Menurut Sapardi Djoko Damono, gagasan
asli pengadilan Puisi datang dari Darmanto pada tahun 1972, Darmanto
mengumumkan gagasannya itu dalam karangan yang berjudul “ Tentang Pengadilan
Puisi “ di sebuah harian Jakarta. Dan baru pada tahun 1974 lah gagasan itu bisa
diwujudkan di Bandung (dalam Pengadilan Puisi ini Darmanto bertindak sebagai “
Hakim Anggota”).
Pada dasarnya “ pengadilan puisi “
yang diadakan di Bandung tidak banyak memberi kesan kepada saya. Pertama – tama
saya telah biasa mendengar berbagai macam pertanyaan, statement yang terlalu
umum dan hampir tidak ada artinya karena sering tidak didukung oleh argumentasi
dan pembuktian – pembuktian seperti misalnya : tak ada puisi setelah Chairil
Anwar, Kritikus Indonesia tidak ada, H.B. Jassin bukan seorang kritikus dan
banyak lagi, tetapi tanpa keterangan dan penjelasan tentu tidak ada artinya
pernyataan – pernyataan itu.
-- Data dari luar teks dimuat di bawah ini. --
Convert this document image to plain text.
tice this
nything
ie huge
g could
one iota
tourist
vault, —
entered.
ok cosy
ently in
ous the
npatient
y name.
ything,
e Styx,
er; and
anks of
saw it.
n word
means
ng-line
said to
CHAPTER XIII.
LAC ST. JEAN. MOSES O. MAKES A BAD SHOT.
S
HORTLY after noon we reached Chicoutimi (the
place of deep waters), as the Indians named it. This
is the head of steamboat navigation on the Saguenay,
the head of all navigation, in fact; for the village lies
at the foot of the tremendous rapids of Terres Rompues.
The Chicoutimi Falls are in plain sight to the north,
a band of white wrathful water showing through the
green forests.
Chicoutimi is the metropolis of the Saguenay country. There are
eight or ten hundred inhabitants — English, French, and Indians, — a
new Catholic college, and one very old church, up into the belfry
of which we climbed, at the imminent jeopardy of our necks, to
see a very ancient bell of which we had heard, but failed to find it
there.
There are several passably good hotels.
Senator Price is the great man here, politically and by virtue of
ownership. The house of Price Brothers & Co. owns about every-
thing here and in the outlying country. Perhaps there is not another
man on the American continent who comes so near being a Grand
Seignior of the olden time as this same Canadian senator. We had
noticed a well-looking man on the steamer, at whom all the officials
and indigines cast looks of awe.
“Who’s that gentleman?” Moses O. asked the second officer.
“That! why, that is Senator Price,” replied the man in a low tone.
Pernyataan itu sama saja dengan pernyataan lain :
tidak ada pengarang di Indonesia, bahkan juga pernyataan : sebenarnya tidak ada
orang atau manusia di Indonesia dan ucapan – ucapan ekstrim lainnya.
Kebutuhan akan mitos praktis untuk
mempertahankan eksistensi sebagai berhala – apalagi pada masa – masa surut
puisi Indonesia yang biasa disebut sebagai malaise itu. Sajak – sajak sosial
Taufiq Ismail, W.S. Rendra, dan seterusnya, diiringi dengan pembacaan sajak di kampus
– kampus telah membawa perspektif baru tentang kemungkinan Indonesia. Kita
tidak butuh lagi mitos untuk mempertahankan eksistensi puisi, kata sementara
orang. Tapi orang lain bilang : Baik kita bikin mitos – mitos baru tentang W.S.
Rendra, dan seterusnya. Atau, agak sesuai dengan makin popnya sajak – sajak
Abdul Hadi bikin Abdul Hadi Fans Club, dan seterusnya.
Pada keduanya kita saksikan, betapa
malang kritik sastra kita. H.B. Jassin, yang sering dibilang terlalu mau
mendidik dengan selalu beri senyum pada tiap akademisi, terlalu analitis.
Muncul keinginan – keinginan baru untuk menulis kritik sastra Ganzheit, kritik
sastra dengan metode merunut, menemukan intentio creatice dari pengarangnya.
Namun demikian lihat, lebih banyak kritikus yang bertindak sebagai pejabat –
pejabat pengadilan : merumuskan tuduhan, mendengarkan saksi – saksi,
mendengarkan pembelan, kemudian memutuskan hukuman.
Jadi, apa salahnya kita minta
pengadilan untuk puisi. Pertama – tama, tentu saja untuk mensahkan hak hidup
puisi Indonesia. Ini sangat penting, sebab dengan demikian penyair – penyair
sudah tidak lagi dikejar – kejar pertanyaan tuntutan : Relevankah kehadiran
puisi di Indonesia? Kemudian yang kedua, ini penting, sebab dengan demikian
penyair – penyair akan mengerti mana yang boleh ditulis atau dipuisikan dan
mana yang tidak. Yakni untuk mencegah terjadinya kerusuhan – kerusuhan di dalam
masyarakat, akibat adanya hal – hal yang tak perlu dipuisikan sebab efeknya
negatif terhadap masyarakat. Kemudian yang ketiga, tentu saja pengadilan ini
berhak menjatuhkan hukuman pada penyair – penyair yang suka mengacau ; tentu
saja hukuman mental, sebab puisi terkena hukuman ini. Sajak –sajak kotor dan
menghina agama, tentu akan menyebabkan si penyair dituntut.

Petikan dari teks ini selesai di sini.